Developers will be monitoring the industry, especially the labour and materials costs, and adjust their plans accordingly, Khoo said.

“We hope that the prices of materials will stabilise by the third quarter of this year and maybe after that, developers will consider launching new projects that have been put on hold,” he said.

According to statistics from the National Property Information Centre (NAPIC), Penang topped the list in new residential launches with 2,560 units as at the third quarter of 2022.

However, Penang also had the second-highest number of overhang or unsold residential properties of 5,222 units valued at RM3.48 billion in the same period.

About 55 per cent of the overhang residential units in Penang were those priced below RM500,000; 30 per cent were properties priced between RM500,001 and RM1 million; while the rest were properties priced above RM1 million.

In 2021, Penang’s residential unit overhang was 5,493 homes.

Khoo said the slowdown in new property launches may affect the supply of affordable housing in the state.

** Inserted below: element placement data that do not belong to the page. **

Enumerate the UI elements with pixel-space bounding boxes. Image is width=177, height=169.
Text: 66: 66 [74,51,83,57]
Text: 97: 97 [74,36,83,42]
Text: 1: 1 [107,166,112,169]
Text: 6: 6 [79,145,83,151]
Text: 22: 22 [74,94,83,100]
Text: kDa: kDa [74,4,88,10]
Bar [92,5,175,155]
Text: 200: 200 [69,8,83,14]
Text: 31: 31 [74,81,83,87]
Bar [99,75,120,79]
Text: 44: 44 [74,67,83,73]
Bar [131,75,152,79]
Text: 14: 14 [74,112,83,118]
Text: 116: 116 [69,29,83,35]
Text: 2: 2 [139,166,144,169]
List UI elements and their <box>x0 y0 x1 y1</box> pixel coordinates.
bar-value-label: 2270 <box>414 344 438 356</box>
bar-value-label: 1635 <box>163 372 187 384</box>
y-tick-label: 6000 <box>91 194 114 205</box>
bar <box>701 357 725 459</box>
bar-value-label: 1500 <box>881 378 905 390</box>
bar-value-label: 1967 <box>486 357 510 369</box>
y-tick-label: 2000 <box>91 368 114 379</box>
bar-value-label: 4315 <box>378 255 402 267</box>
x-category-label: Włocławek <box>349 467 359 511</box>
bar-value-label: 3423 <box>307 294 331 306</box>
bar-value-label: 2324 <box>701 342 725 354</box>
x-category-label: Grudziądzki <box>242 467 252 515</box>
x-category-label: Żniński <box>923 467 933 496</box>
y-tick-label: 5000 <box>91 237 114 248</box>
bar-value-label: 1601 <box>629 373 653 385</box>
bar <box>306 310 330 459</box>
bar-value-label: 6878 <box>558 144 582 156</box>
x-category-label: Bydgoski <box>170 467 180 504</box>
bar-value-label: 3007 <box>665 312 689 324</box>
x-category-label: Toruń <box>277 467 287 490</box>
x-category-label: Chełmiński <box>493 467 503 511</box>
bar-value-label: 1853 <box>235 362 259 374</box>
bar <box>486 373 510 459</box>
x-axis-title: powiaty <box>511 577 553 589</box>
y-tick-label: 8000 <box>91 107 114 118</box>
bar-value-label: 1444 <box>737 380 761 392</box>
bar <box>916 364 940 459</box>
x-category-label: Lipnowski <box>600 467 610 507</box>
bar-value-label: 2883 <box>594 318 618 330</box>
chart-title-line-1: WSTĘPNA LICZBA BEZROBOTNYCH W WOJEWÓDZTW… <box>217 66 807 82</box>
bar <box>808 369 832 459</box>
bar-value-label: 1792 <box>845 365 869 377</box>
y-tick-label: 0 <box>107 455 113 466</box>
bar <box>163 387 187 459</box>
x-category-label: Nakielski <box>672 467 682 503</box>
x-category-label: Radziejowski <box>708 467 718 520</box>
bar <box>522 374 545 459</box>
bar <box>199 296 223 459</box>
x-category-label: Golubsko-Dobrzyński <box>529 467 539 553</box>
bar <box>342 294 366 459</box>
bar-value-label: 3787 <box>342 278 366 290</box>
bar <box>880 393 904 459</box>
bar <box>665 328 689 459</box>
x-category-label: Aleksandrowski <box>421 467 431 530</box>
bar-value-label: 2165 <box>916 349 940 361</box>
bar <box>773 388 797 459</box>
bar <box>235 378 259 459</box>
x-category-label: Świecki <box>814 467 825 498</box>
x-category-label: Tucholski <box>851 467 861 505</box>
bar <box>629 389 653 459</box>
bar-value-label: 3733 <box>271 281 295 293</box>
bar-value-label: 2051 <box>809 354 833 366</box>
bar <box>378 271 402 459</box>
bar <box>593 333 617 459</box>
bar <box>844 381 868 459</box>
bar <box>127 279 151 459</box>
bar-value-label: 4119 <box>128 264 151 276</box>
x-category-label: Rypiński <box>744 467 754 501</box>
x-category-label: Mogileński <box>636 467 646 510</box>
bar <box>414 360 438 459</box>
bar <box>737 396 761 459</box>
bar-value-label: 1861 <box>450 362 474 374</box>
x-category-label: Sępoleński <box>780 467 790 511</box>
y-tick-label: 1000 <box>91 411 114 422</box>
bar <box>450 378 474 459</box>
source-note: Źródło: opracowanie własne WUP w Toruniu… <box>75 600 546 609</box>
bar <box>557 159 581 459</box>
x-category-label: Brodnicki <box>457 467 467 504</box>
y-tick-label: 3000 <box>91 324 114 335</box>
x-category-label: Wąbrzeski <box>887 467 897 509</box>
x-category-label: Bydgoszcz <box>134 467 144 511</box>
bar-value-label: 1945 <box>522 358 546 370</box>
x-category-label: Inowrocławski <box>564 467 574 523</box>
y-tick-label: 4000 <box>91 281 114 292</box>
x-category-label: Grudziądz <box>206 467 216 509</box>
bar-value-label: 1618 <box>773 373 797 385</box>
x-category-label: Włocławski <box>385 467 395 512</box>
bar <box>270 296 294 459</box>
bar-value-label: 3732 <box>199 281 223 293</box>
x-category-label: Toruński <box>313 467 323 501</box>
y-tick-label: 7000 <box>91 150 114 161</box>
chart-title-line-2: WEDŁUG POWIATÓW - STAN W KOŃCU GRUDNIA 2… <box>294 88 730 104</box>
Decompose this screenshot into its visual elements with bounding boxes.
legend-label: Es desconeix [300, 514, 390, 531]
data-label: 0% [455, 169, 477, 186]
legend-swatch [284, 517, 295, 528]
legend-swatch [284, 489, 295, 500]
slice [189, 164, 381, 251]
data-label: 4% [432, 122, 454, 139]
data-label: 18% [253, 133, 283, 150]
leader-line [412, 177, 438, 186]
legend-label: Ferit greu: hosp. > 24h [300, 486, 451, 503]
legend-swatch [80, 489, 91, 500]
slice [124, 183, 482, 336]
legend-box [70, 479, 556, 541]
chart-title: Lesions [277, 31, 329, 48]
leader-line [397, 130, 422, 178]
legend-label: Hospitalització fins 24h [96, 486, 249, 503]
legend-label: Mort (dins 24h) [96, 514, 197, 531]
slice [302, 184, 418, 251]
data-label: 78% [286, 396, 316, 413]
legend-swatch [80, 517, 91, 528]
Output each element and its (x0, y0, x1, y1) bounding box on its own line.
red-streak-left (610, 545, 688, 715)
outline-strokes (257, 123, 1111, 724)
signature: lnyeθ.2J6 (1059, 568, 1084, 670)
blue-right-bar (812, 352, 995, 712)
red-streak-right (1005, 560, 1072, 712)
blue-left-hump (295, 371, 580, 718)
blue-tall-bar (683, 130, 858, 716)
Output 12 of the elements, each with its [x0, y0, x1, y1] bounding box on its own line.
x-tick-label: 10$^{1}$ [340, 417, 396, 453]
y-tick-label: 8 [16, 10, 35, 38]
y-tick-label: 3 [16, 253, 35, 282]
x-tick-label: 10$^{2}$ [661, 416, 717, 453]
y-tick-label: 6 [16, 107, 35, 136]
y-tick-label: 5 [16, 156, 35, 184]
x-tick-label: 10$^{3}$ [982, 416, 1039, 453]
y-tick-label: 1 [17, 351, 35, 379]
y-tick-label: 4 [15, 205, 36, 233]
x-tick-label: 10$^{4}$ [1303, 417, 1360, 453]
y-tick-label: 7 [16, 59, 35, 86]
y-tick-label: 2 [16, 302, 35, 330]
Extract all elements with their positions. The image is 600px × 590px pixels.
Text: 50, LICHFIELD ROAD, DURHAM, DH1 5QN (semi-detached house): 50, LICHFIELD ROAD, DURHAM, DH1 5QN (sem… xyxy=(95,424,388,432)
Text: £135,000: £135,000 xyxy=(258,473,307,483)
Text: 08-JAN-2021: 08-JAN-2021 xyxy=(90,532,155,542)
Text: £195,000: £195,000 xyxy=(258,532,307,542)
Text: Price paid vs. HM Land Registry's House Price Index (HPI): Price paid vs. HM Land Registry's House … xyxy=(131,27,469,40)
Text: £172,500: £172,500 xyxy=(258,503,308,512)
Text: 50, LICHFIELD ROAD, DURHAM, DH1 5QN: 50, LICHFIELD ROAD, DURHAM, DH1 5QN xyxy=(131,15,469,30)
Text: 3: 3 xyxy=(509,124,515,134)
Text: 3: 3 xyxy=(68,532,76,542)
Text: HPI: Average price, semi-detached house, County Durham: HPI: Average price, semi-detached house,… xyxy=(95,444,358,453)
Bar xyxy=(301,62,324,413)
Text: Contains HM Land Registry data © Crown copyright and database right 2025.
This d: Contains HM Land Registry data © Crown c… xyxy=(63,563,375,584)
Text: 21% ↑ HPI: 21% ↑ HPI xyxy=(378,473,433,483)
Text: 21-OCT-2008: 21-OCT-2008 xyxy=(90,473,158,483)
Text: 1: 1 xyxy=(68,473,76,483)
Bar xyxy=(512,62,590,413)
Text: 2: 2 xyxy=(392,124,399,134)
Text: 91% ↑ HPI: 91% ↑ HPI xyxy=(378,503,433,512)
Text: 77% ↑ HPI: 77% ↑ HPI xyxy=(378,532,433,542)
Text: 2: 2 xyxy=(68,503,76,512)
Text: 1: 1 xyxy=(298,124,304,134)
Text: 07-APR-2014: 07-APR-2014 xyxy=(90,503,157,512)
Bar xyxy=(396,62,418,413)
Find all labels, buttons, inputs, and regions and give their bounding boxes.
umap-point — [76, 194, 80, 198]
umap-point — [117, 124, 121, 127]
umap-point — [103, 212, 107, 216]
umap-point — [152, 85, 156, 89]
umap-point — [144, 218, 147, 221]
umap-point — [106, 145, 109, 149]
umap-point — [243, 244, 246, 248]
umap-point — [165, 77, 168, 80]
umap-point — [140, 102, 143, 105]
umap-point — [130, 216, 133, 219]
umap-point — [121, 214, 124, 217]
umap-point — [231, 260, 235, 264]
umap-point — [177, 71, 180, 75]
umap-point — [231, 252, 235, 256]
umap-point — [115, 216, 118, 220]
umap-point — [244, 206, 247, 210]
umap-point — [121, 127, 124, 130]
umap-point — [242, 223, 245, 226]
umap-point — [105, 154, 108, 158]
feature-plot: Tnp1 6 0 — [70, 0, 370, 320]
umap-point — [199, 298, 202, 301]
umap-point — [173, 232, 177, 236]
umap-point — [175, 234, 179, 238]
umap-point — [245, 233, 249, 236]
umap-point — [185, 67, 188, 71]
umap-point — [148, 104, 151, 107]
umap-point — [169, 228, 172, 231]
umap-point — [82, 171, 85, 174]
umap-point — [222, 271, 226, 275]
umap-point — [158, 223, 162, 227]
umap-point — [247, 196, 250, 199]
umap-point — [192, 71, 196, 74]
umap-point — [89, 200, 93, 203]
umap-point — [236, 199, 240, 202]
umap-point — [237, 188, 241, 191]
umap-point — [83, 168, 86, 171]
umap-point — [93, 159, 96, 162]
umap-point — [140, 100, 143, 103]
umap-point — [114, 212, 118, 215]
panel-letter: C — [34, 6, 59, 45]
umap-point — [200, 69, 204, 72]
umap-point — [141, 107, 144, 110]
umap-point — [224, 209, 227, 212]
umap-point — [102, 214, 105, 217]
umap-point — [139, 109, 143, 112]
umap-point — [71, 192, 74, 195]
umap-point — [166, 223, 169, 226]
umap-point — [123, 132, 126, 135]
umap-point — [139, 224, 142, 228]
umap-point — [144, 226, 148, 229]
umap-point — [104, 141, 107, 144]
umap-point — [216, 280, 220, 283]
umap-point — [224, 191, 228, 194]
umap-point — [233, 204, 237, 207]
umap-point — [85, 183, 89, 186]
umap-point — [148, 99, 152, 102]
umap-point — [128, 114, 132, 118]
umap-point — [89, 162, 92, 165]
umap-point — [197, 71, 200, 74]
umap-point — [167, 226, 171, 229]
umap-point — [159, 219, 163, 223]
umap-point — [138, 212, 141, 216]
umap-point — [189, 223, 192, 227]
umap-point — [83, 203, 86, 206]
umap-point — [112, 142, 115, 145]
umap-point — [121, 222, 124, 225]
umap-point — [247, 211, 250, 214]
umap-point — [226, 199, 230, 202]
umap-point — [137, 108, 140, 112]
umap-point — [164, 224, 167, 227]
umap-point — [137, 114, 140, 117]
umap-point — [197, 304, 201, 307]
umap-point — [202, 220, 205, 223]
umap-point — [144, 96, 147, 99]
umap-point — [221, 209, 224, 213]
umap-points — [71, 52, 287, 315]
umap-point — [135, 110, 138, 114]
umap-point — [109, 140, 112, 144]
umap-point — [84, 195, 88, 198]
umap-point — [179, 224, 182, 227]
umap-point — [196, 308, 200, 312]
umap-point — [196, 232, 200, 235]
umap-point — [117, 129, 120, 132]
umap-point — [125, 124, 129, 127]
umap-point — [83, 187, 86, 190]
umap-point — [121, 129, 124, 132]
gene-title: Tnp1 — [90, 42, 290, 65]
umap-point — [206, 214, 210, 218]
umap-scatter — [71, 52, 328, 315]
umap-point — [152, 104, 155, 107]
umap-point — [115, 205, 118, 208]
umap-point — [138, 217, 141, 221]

“Rehda has proposed that the state government take over the construction of low cost and low medium cost housing instead of expecting the private sector to build it as part of its contribution,” he said.

He said developers would make the required contributions to the state for the state to build low cost and low medium cost housing.

“It is most ideal to build low cost and low medium cost housing this way, the state identifies a suitable location, the private sector makes the necessary contributions and the state can build using the contributions and allocate it to those eligible,” he said.

Napic statistics showed that out of the 5,222 unsold residential units, a total 1,121 units (21.5 per cent) were affordable housing units priced below RM300,000.

Khoo said affordable housing units should be built only in locations that are in high demand instead of being built in unsuitable locations.

“The state needs to identify where affordable housing is needed and build it in those locations so that there will be higher uptake,” he said.